Surgical treatment for mandibular transient?

  In this condition, the nerve that governs the jaw movement is abnormally united with the upper eyelid, and no nerve impulse to the levator muscle occurs when the lid is closed, so the upper eyelid fissure is small or closed. In children, it is difficult to eliminate the abnormal jaw movement transient movement with levator muscle shortening. A frontal anastomosis with the levator aponeurosis flap can completely block the jaw movement transient symptoms.  The mechanism of this procedure is to cut the levator muscle transversely at the superior border of the ligament of restraint and cut the ligament of restraint and levator muscle longitudinally on both sides of the incision to create a completely free trapezoidal levator flap, which causes the upper eyelid to be completely ptotic and causes the abnormal jaw movement to disappear. The levator aponeurosis flap is anastomosed to the frontalis muscle to correct ptosis using the power of the frontalis muscle.
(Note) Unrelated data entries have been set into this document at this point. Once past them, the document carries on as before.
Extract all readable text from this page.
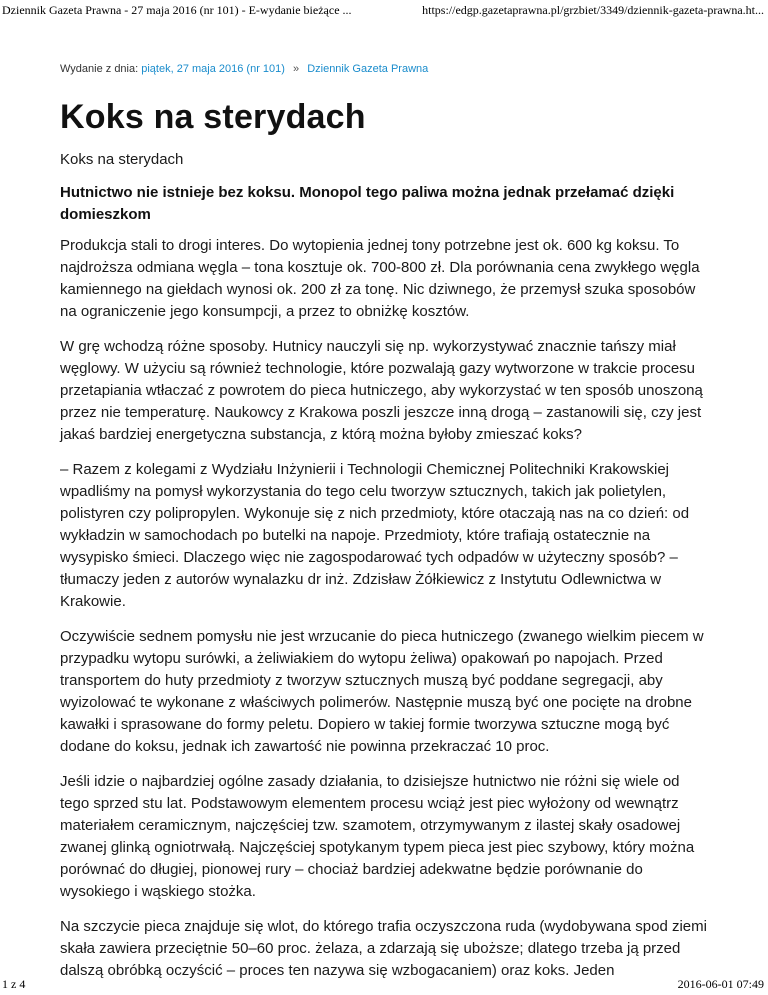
Dziennik Gazeta Prawna - 27 maja 2016 (nr 101) - E-wydanie bieżące ...	https://edgp.gazetaprawna.pl/grzbiet/3349/dziennik-gazeta-prawna.ht...
Wydanie z dnia: piątek, 27 maja 2016 (nr 101) » Dziennik Gazeta Prawna
Koks na sterydach

Koks na sterydach

Hutnictwo nie istnieje bez koksu. Monopol tego paliwa można jednak przełamać dzięki domieszkom

Produkcja stali to drogi interes. Do wytopienia jednej tony potrzebne jest ok. 600 kg koksu. To najdroższa odmiana węgla – tona kosztuje ok. 700-800 zł. Dla porównania cena zwykłego węgla kamiennego na giełdach wynosi ok. 200 zł za tonę. Nic dziwnego, że przemysł szuka sposobów na ograniczenie jego konsumpcji, a przez to obniżkę kosztów.

W grę wchodzą różne sposoby. Hutnicy nauczyli się np. wykorzystywać znacznie tańszy miał węglowy. W użyciu są również technologie, które pozwalają gazy wytworzone w trakcie procesu przetapiania wtłaczać z powrotem do pieca hutniczego, aby wykorzystać w ten sposób unoszoną przez nie temperaturę. Naukowcy z Krakowa poszli jeszcze inną drogą – zastanowili się, czy jest jakaś bardziej energetyczna substancja, z którą można byłoby zmieszać koks?

– Razem z kolegami z Wydziału Inżynierii i Technologii Chemicznej Politechniki Krakowskiej wpadliśmy na pomysł wykorzystania do tego celu tworzyw sztucznych, takich jak polietylen, polistyren czy polipropylen. Wykonuje się z nich przedmioty, które otaczają nas na co dzień: od wykładzin w samochodach po butelki na napoje. Przedmioty, które trafiają ostatecznie na wysypisko śmieci. Dlaczego więc nie zagospodarować tych odpadów w użyteczny sposób? – tłumaczy jeden z autorów wynalazku dr inż. Zdzisław Żółkiewicz z Instytutu Odlewnictwa w Krakowie.

Oczywiście sednem pomysłu nie jest wrzucanie do pieca hutniczego (zwanego wielkim piecem w przypadku wytopu surówki, a żeliwiakiem do wytopu żeliwa) opakowań po napojach. Przed transportem do huty przedmioty z tworzyw sztucznych muszą być poddane segregacji, aby wyizolować te wykonane z właściwych polimerów. Następnie muszą być one pocięte na drobne kawałki i sprasowane do formy peletu. Dopiero w takiej formie tworzywa sztuczne mogą być dodane do koksu, jednak ich zawartość nie powinna przekraczać 10 proc.

Jeśli idzie o najbardziej ogólne zasady działania, to dzisiejsze hutnictwo nie różni się wiele od tego sprzed stu lat. Podstawowym elementem procesu wciąż jest piec wyłożony od wewnątrz materiałem ceramicznym, najczęściej tzw. szamotem, otrzymywanym z ilastej skały osadowej zwanej glinką ogniotrwałą. Najczęściej spotykanym typem pieca jest piec szybowy, który można porównać do długiej, pionowej rury – chociaż bardziej adekwatne będzie porównanie do wysokiego i wąskiego stożka.

Na szczycie pieca znajduje się wlot, do którego trafia oczyszczona ruda (wydobywana spod ziemi skała zawiera przeciętnie 50–60 proc. żelaza, a zdarzają się uboższe; dlatego trzeba ją przed dalszą obróbką oczyścić – proces ten nazywa się wzbogacaniem) oraz koks. Jeden

1 z 4	2016-06-01 07:49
Therefore, a high level separation of the levator aponeurosis in the affected eye is a key step in eliminating the jaw movement transient symptoms.  Another advantage of this procedure is that it maintains the integrity of the original structure of the levator aponeurosis at the lid plate attachment, so that the frontalis muscle is used to pull the levator aponeurosis to lift the lid, avoiding complications such as angular deformity of the lid margin and entropion that can occur with other procedures. This procedure is the first choice for mandibular transient syndrome. Therefore, the authors concluded that levator muscle dissection combined with levator flap frontalis anastomosis is the ideal procedure for the treatment of Marcus-Gunn syndrome.